IIRC it’s a custom process using wide-bandgap silicon (part of the whole rad-hardening thing) that no-one else needs or wants, so you have to pay the full costs of a fab run for a relatively small number of chips. Hence the cost per chip is huge.
The low demand definitely leads to higher prices but the other aspect is all of the additional testing involved for every chip. There's standard testing at every level of the manufacturing process and there will be further environmental testing at the package level. They will even run radiation tests on the wafer to characterize any quirks.

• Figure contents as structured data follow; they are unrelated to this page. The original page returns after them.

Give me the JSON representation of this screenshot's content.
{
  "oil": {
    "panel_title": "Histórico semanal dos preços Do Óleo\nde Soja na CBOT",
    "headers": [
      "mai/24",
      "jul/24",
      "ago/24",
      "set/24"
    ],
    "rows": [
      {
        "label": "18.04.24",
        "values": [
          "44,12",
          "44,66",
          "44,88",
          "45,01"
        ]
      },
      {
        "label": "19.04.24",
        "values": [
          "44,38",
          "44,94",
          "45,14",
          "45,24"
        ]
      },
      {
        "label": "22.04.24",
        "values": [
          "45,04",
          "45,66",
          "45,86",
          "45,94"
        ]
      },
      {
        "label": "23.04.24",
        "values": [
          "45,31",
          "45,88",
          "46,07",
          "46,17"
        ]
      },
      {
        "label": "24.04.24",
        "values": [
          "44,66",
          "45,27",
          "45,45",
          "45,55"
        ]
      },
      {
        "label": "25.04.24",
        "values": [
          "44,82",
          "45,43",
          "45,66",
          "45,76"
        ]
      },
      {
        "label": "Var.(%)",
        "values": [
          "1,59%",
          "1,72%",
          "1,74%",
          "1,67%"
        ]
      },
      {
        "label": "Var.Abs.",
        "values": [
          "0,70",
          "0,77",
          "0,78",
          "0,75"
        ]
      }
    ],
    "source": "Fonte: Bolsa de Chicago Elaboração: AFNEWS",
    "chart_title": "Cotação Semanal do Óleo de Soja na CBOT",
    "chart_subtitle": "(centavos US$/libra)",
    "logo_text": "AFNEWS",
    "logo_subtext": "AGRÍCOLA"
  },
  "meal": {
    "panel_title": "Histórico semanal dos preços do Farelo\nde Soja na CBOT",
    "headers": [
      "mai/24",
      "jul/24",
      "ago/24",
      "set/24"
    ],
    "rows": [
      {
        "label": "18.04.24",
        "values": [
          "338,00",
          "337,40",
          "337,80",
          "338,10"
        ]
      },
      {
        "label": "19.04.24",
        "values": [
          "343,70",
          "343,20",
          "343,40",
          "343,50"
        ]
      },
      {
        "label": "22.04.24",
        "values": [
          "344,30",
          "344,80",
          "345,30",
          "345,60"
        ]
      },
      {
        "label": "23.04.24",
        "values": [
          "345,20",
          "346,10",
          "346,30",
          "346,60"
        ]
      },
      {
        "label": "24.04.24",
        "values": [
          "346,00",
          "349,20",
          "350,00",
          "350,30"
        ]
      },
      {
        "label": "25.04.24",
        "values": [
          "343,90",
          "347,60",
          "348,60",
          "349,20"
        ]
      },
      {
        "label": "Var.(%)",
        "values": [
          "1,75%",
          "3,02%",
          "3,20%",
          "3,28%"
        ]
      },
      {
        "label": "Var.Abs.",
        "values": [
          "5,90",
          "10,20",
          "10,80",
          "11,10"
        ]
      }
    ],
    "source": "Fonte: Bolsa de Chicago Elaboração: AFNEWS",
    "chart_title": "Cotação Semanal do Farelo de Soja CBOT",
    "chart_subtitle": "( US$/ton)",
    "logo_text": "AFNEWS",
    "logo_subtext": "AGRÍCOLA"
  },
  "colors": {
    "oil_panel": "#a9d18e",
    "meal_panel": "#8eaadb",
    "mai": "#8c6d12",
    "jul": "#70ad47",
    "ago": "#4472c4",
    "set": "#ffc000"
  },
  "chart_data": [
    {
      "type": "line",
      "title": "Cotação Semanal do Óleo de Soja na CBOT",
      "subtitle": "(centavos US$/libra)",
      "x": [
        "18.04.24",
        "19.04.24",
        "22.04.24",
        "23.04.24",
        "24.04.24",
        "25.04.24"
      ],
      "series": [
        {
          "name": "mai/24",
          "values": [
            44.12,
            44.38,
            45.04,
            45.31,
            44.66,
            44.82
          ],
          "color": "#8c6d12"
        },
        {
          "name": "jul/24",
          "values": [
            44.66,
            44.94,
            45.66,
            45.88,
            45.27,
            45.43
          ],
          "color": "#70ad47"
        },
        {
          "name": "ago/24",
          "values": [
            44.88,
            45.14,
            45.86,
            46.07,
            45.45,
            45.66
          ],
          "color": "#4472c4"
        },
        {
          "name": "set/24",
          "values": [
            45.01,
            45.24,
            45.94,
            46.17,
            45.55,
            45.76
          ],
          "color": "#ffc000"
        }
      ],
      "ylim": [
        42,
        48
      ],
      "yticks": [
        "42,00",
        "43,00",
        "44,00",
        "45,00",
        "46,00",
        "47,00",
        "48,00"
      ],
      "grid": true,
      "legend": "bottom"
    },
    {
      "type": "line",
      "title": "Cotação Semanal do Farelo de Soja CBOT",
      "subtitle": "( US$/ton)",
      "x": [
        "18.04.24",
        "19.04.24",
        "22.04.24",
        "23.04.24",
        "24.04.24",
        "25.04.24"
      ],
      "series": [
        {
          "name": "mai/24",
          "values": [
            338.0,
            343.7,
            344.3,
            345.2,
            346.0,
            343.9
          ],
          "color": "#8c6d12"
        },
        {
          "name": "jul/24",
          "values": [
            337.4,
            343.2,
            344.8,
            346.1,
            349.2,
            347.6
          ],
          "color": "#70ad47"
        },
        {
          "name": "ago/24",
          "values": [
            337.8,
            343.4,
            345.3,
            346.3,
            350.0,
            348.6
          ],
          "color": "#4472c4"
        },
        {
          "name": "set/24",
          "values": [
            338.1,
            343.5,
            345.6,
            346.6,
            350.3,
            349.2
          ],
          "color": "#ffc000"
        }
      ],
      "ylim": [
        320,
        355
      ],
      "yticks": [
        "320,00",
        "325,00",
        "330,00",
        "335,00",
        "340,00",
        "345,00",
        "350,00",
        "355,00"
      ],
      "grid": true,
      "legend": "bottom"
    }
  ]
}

Hopefully as more space & deep space stuff gets going there will be more demand and the unit cost will go down thanks to economies of scale. Or alternatively ways of computing are tried and found viable (massive shielding, standardized massive redundancy, etc.).
For radiation-hardened semiconductors sometimes you use specialized processes like silicon-on-insulator. Even if you're using a more conventional process, you're probably using specialized upset-resistant gate designs and layout. And even your gate-level or HDL-level design might have changes to make it possible to detect and recover from some kinds of bitflips. It really affects the whole technology stack.